A second Boeing plane destined to use for a Chinese airline returned to the United States on Monday, they showed the flight monitoring data, in what seems to be another victim of the bilateral Tit-for Tat rates launched by President Donald Trump in his global commercial offensive.
The 737 Max took off from the Zhoushan de Boeing completion, near Shanghai, on Monday morning and headed towards the territory of Guam de USA. UU., Data of the Airnav Radar flight monitoring website.
Guam is one of the stops that these flights make on the 5,000 -mile trip (8,000 km) through the Pacific between the American Boeing Production Center in Seattle and the Zhoushan completion center, where the airplanes are transported by Boeing by the final work and the delivery to a Chinese aircraft carrier.
On Sunday, a 737 Max painted with the Libyan for the China Airlines Xiamen made the return trip from Zhoushan and landed in the Boeing field of Seattle.
It is not clear what part made the decision that the two planes return to the United States.
Trump this month raised basal tariffs on Chinese imports to 145 percent. In retaliation, China has imposed a rate of 125 percent to US assets. A Chinese airline that receives a Boeing aircraft could be paralyzed by tariffs, since a new 737 Max has a market value of around $ 55 million, as I was going, an aviation consultant.
The plane flew from Seattle to Zhoushan a little less than a month ago.
Boeing did not respond immediately to a comment request.

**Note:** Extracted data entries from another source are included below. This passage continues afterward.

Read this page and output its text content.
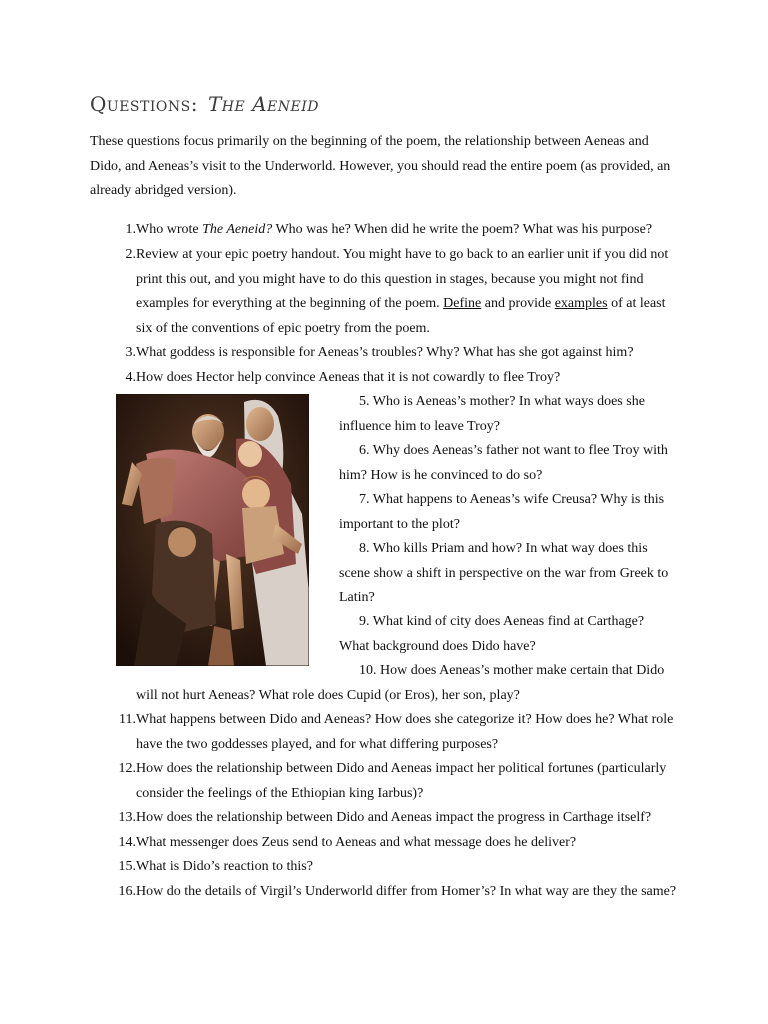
Questions: The Aeneid

These questions focus primarily on the beginning of the poem, the relationship between Aeneas and Dido, and Aeneas’s visit to the Underworld. However, you should read the entire poem (as provided, an already abridged version).

1. Who wrote The Aeneid? Who was he? When did he write the poem? What was his purpose?
2. Review at your epic poetry handout. You might have to go back to an earlier unit if you did not
print this out, and you might have to do this question in stages, because you might not find
examples for everything at the beginning of the poem. Define and provide examples of at least
six of the conventions of epic poetry from the poem.
3. What goddess is responsible for Aeneas’s troubles? Why? What has she got against him?
4. How does Hector help convince Aeneas that it is not cowardly to flee Troy?
5. Who is Aeneas’s mother? In what ways does she
influence him to leave Troy?
6. Why does Aeneas’s father not want to flee Troy with
him? How is he convinced to do so?
7. What happens to Aeneas’s wife Creusa? Why is this
important to the plot?
8. Who kills Priam and how? In what way does this
scene show a shift in perspective on the war from Greek to
Latin?
9. What kind of city does Aeneas find at Carthage?
What background does Dido have?
10. How does Aeneas’s mother make certain that Dido
will not hurt Aeneas? What role does Cupid (or Eros), her son, play?
11. What happens between Dido and Aeneas? How does she categorize it? How does he? What role
have the two goddesses played, and for what differing purposes?
12. How does the relationship between Dido and Aeneas impact her political fortunes (particularly
consider the feelings of the Ethiopian king Iarbus)?
13. How does the relationship between Dido and Aeneas impact the progress in Carthage itself?
14. What messenger does Zeus send to Aeneas and what message does he deliver?
15. What is Dido’s reaction to this?
16. How do the details of Virgil’s Underworld differ from Homer’s? In what way are they the same?
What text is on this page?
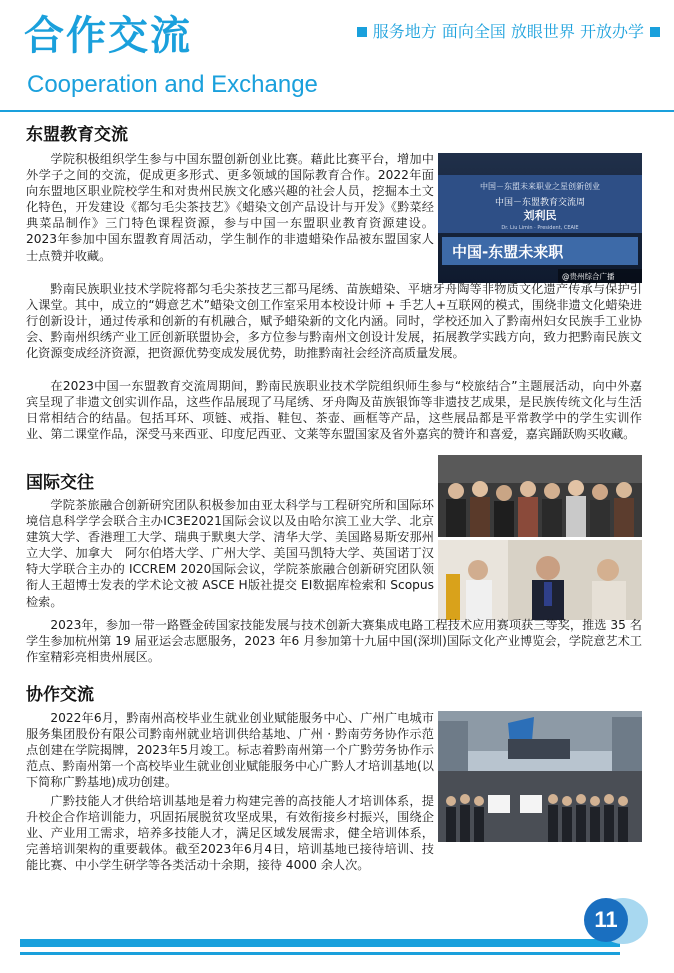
合作交流
Cooperation and Exchange
服务地方 面向全国 放眼世界 开放办学
东盟教育交流

学院积极组织学生参与中国东盟创新创业比赛。藉此比赛平台，增加中外学子之间的交流，促成更多形式、更多领域的国际教育合作。2022年面向东盟地区职业院校学生和对贵州民族文化感兴趣的社会人员，挖掘本土文化特色，开发建设《都匀毛尖茶技艺》《蜡染文创产品设计与开发》《黔菜经典菜品制作》三门特色课程资源，参与中国一东盟职业教育资源建设。2023年参加中国东盟教育周活动，学生制作的非遗蜡染作品被东盟国家人士点赞并收藏。

中国－东盟未来职业之星创新创业
中国－东盟教育交流周
刘利民
Dr. Liu Limin · President, CEAIE
中国-东盟未来职
@贵州综合广播

黔南民族职业技术学院将都匀毛尖茶技艺三都马尾绣、苗族蜡染、平塘牙舟陶等非物质文化遗产传承与保护引入课堂。其中，成立的“姆意艺术”蜡染文创工作室采用本校设计师 + 手艺人+互联网的模式，围绕非遗文化蜡染进行创新设计，通过传承和创新的有机融合，赋予蜡染新的文化内涵。同时，学校还加入了黔南州妇女民族手工业协会、黔南州织绣产业工匠创新联盟协会，多方位参与黔南州文创设计发展，拓展教学实践方向，致力把黔南民族文化资源变成经济资源，把资源优势变成发展优势，助推黔南社会经济高质量发展。

在2023中国一东盟教育交流周期间，黔南民族职业技术学院组织师生参与“校旅结合”主题展活动，向中外嘉宾呈现了非遗文创实训作品，这些作品展现了马尾绣、牙舟陶及苗族银饰等非遗技艺成果，是民族传统文化与生活日常相结合的结晶。包括耳环、项链、戒指、鞋包、茶壶、画框等产品，这些展品都是平常教学中的学生实训作业、第二课堂作品，深受马来西亚、印度尼西亚、文莱等东盟国家及省外嘉宾的赞许和喜爱，嘉宾踊跃购买收藏。

国际交往

学院茶旅融合创新研究团队积极参加由亚太科学与工程研究所和国际环境信息科学学会联合主办IC3E2021国际会议以及由哈尔滨工业大学、北京建筑大学、香港理工大学、瑞典于默奥大学、清华大学、美国路易斯安那州立大学、加拿大　阿尔伯塔大学、广州大学、美国马凯特大学、英国诺丁汉特大学联合主办的 ICCREM 2020国际会议，学院茶旅融合创新研究团队领衔人王超博士发表的学术论文被 ASCE H版社提交 EI数据库检索和 Scopus 检索。

2023年，参加一带一路暨金砖国家技能发展与技术创新大赛集成电路工程技术应用赛项获三等奖，推选 35 名学生参加杭州第 19 届亚运会志愿服务，2023 年6 月参加第十九届中国(深圳)国际文化产业博览会，学院意艺术工作室精彩亮相贵州展区。

协作交流

2022年6月，黔南州高校毕业生就业创业赋能服务中心、广州广电城市服务集团股份有限公司黔南州就业培训供给基地、广州 · 黔南劳务协作示范点创建在学院揭牌，2023年5月竣工。标志着黔南州第一个广黔劳务协作示范点、黔南州第一个高校毕业生就业创业赋能服务中心广黔人才培训基地(以下简称广黔基地)成功创建。

广黔技能人才供给培训基地是着力构建完善的高技能人才培训体系，提升校企合作培训能力，巩固拓展脱贫攻坚成果，有效衔接乡村振兴，围绕企业、产业用工需求，培养多技能人才，满足区域发展需求，健全培训体系，完善培训架构的重要载体。截至2023年6月4日，培训基地已接待培训、技能比赛、中小学生研学等各类活动十余期，接待 4000 余人次。

11
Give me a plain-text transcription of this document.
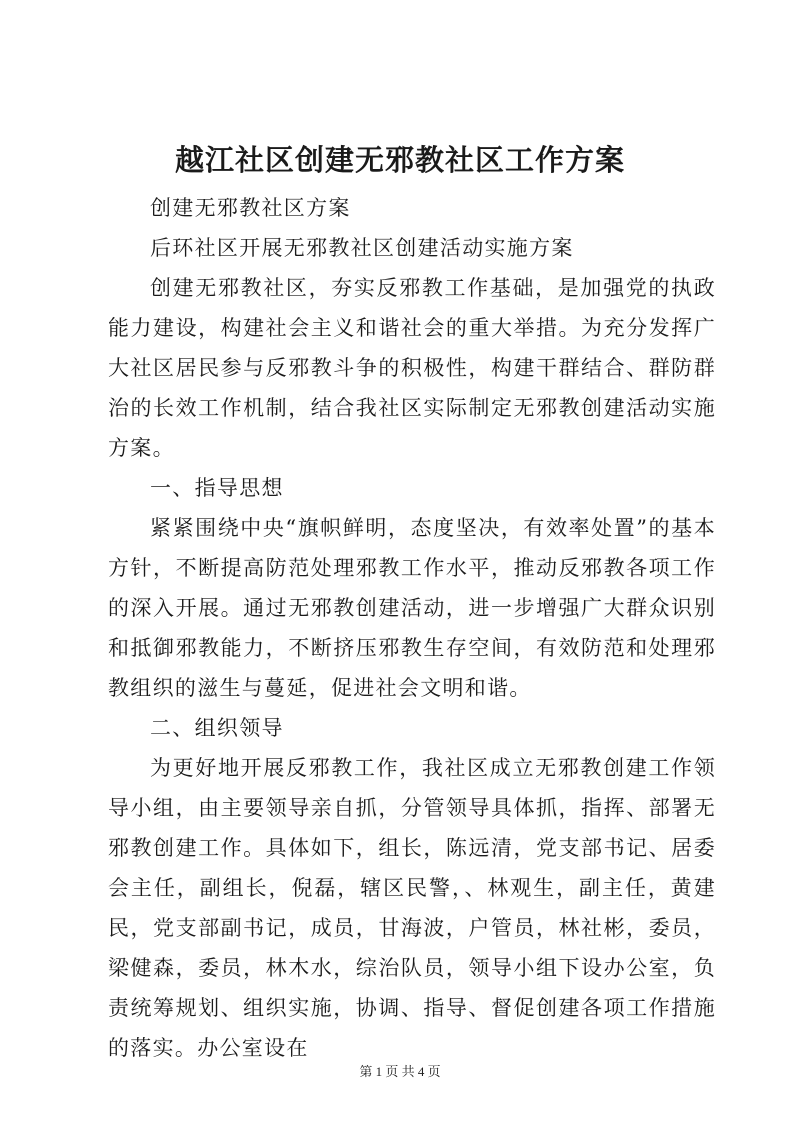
越江社区创建无邪教社区工作方案

创建无邪教社区方案

后环社区开展无邪教社区创建活动实施方案

创建无邪教社区，夯实反邪教工作基础，是加强党的执政能力建设，构建社会主义和谐社会的重大举措。为充分发挥广大社区居民参与反邪教斗争的积极性，构建干群结合、群防群治的长效工作机制，结合我社区实际制定无邪教创建活动实施方案。

一、指导思想

紧紧围绕中央“旗帜鲜明，态度坚决，有效率处置”的基本方针，不断提高防范处理邪教工作水平，推动反邪教各项工作的深入开展。通过无邪教创建活动，进一步增强广大群众识别和抵御邪教能力，不断挤压邪教生存空间，有效防范和处理邪教组织的滋生与蔓延，促进社会文明和谐。

二、组织领导

为更好地开展反邪教工作，我社区成立无邪教创建工作领导小组，由主要领导亲自抓，分管领导具体抓，指挥、部署无邪教创建工作。具体如下，组长，陈远清，党支部书记、居委会主任，副组长，倪磊，辖区民警，、林观生，副主任，黄建民，党支部副书记，成员，甘海波，户管员，林社彬，委员，梁健森，委员，林木水，综治队员，领导小组下设办公室，负责统筹规划、组织实施，协调、指导、督促创建各项工作措施的落实。办公室设在

第 1 页 共 4 页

The return of the 737 Max Jets, the best selling model of Boeing, is the last sign of interruption in the new delivery of airplanes of a collapse in the tax free state of the industry’s aerospace industry.
The tariff war and the apparent turn in U for deliveries occur when Boeing has been recovering from an import freezing of almost five years in 737 Max Jets and an earlier round of commercial tensions.
The confusion about changing rates could leave many delivery of airplanes in limbo, and some CEO of airlines say they would differ the delivery of airplanes instead of salary duties, analysts say.